Bloomberg LP terminals, widely used by traders to access real-time financial data, went down globally for a few hours Friday morning, disrupting a bond sale in the United Kingdom.
Service has largely been restored and the company said in a tweet that there was "no indication at this point that this is anything other than an internal network issue."
The terminals, also known as Bloomberg Professional, cost about $24,000 a year and are a staple at many large financial firms, which use them for analysis, trading securities and for its important messaging function, a key communications mode among traders and other financial professionals.
"Significant but not all parts of our system experienced a disruption today. There is no indication at this point that this is anything other than an internal network issue. We have restored service to most customers and are making progress in bringing all parts of the system back online. We apologize to our customers," the company said.

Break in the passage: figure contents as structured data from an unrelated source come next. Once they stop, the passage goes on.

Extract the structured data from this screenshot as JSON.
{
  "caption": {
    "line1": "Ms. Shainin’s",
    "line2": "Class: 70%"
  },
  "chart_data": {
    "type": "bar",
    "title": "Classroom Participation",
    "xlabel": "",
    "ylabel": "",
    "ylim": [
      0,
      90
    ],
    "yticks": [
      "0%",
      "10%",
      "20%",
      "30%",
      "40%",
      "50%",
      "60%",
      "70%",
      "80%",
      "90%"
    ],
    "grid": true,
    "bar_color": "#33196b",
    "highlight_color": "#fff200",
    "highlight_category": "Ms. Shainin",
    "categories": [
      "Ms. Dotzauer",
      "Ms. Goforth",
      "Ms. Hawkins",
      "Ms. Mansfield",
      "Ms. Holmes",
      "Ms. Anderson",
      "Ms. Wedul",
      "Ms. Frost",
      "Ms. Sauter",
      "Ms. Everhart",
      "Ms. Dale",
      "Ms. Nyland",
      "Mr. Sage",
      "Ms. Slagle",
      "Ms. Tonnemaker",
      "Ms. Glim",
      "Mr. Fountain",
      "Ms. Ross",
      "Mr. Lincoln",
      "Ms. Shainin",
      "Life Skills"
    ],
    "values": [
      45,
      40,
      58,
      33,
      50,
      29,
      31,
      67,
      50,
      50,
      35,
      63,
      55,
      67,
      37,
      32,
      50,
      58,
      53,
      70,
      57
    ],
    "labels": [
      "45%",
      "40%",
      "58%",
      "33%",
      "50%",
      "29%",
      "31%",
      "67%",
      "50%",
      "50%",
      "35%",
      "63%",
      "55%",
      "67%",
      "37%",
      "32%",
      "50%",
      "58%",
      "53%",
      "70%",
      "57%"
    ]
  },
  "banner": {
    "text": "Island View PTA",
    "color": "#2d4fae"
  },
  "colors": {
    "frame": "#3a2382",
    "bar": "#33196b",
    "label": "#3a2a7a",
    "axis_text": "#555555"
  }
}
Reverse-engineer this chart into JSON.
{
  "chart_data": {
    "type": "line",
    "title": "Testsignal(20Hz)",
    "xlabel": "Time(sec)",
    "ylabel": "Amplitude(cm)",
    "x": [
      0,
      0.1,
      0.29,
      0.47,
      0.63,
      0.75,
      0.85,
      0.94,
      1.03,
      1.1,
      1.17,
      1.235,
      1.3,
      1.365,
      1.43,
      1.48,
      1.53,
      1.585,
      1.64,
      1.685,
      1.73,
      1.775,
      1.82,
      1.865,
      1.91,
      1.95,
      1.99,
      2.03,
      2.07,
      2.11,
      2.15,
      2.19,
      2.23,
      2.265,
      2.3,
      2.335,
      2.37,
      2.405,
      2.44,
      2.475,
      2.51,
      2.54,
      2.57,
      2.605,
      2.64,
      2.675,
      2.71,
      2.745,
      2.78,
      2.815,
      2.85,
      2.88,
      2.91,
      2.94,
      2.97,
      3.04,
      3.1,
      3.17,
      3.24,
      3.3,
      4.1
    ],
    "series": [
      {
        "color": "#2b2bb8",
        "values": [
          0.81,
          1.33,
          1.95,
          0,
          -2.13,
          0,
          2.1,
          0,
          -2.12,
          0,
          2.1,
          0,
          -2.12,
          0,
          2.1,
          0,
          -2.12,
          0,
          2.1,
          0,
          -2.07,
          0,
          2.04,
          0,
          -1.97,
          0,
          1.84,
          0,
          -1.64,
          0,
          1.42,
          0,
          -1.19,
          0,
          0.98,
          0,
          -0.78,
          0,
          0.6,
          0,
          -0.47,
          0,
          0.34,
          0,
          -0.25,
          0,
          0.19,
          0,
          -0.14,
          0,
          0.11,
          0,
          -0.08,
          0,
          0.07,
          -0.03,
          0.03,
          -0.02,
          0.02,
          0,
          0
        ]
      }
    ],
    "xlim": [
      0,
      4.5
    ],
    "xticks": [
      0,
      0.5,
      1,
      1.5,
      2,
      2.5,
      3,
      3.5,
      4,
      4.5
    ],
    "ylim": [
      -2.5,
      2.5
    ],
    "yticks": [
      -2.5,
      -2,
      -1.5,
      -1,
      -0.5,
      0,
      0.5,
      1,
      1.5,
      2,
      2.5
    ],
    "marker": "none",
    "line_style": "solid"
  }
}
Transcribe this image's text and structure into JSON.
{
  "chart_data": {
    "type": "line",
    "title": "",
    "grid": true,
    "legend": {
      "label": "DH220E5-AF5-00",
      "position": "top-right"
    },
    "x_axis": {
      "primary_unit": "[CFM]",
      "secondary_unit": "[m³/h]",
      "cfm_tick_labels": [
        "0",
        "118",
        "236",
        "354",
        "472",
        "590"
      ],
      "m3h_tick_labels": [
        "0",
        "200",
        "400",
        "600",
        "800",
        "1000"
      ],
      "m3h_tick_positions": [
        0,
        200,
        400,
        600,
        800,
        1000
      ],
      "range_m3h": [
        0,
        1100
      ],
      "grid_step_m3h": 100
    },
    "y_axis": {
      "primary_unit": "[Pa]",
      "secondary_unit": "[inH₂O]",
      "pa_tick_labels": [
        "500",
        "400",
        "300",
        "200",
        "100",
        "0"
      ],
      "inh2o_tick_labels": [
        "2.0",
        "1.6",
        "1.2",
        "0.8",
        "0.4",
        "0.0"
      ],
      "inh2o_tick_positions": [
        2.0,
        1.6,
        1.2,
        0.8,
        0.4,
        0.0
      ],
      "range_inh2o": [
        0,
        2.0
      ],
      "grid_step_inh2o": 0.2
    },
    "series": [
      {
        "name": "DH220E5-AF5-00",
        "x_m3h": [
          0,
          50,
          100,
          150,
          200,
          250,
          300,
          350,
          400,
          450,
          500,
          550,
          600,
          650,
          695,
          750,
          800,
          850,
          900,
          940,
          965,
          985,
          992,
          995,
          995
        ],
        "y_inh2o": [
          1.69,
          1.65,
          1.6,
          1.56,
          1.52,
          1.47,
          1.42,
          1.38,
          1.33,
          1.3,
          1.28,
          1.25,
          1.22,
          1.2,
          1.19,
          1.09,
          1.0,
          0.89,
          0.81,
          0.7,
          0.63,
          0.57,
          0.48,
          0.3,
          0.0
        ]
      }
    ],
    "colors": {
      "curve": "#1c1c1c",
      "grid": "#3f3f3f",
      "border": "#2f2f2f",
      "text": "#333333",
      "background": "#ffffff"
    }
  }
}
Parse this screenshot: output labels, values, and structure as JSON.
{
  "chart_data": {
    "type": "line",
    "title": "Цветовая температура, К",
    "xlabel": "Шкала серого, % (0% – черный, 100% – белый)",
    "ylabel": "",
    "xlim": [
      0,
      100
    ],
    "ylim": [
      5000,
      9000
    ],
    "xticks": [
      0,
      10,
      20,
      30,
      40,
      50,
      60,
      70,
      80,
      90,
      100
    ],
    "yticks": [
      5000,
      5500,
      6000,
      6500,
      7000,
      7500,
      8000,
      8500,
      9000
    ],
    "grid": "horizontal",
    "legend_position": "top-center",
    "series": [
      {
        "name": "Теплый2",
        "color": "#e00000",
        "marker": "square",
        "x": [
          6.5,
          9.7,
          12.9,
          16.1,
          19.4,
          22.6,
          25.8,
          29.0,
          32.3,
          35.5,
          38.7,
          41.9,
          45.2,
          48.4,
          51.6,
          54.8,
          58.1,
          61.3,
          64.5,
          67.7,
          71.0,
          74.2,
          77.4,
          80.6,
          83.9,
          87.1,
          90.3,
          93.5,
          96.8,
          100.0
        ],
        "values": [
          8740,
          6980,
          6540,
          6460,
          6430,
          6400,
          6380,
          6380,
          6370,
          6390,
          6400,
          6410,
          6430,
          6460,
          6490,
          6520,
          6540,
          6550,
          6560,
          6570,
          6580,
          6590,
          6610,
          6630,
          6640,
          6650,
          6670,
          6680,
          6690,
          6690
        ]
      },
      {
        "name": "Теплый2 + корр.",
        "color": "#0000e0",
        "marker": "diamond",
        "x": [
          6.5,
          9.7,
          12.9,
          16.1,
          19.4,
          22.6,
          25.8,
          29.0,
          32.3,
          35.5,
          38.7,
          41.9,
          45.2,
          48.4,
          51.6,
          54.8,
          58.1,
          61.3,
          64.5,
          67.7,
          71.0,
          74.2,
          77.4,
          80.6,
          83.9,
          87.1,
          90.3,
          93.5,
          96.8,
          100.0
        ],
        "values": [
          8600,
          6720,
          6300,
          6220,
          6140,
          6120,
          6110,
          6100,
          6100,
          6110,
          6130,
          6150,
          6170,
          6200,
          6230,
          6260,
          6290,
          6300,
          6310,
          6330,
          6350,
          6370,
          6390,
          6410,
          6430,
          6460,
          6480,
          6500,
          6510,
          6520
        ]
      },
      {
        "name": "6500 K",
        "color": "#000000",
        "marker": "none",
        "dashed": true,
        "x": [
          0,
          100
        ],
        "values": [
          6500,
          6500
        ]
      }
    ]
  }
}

The company later said the systems were fully restored and that the cause was "a combination of hardware and software failures in the network, which caused an excessive volume of network traffic. This led to customer disconnections as a result of the machines being overwhelmed. We discovered the root cause quickly, isolated the faulty hardware, and restarted the software. We are reviewing our multiple redundant systems, which failed to prevent this disruption."
The outage is a huge black eye for the company, which offers an expensive information service but is known for its top-drawer customer service and, generally, its reliability.
While Bloomberg has been seeking to expand its other businesses, most visibly trying to raise the profile of its media business, terminal sales account for the overwhelming bulk of the New York company's revenue -- 85% as of 2014, while the media business still provides just a sliver. The company churns out staggering profit margins -- 30% in 2013 on revenue of $8.3 billion.
The rare technical problems also come at an awkward time, just six months after Michael Bloomberg, the former New York City mayor who founded the company in 1981, returned after months of speculation about his future plans, to take over the company again.
Lately, the company had been focused on its media expansion after recovering from a couple of embarrassing public stumbles in 2013. That year, the company was forced to launch on extensive internal review after clients, who are mostly big financial firms, complained that some of Bloomberg's news reporters may have misused confidential client data in their reporting. The review prompted an overhaul of company procedures separating the newsroom from the business side of the organization. The same year, the firm drew unwanted attention after competing news organizations reported that a lengthy investigation into public corruption charges was spiked at the behest of top editors. Allegations later surfaced that business concerns influenced the decision.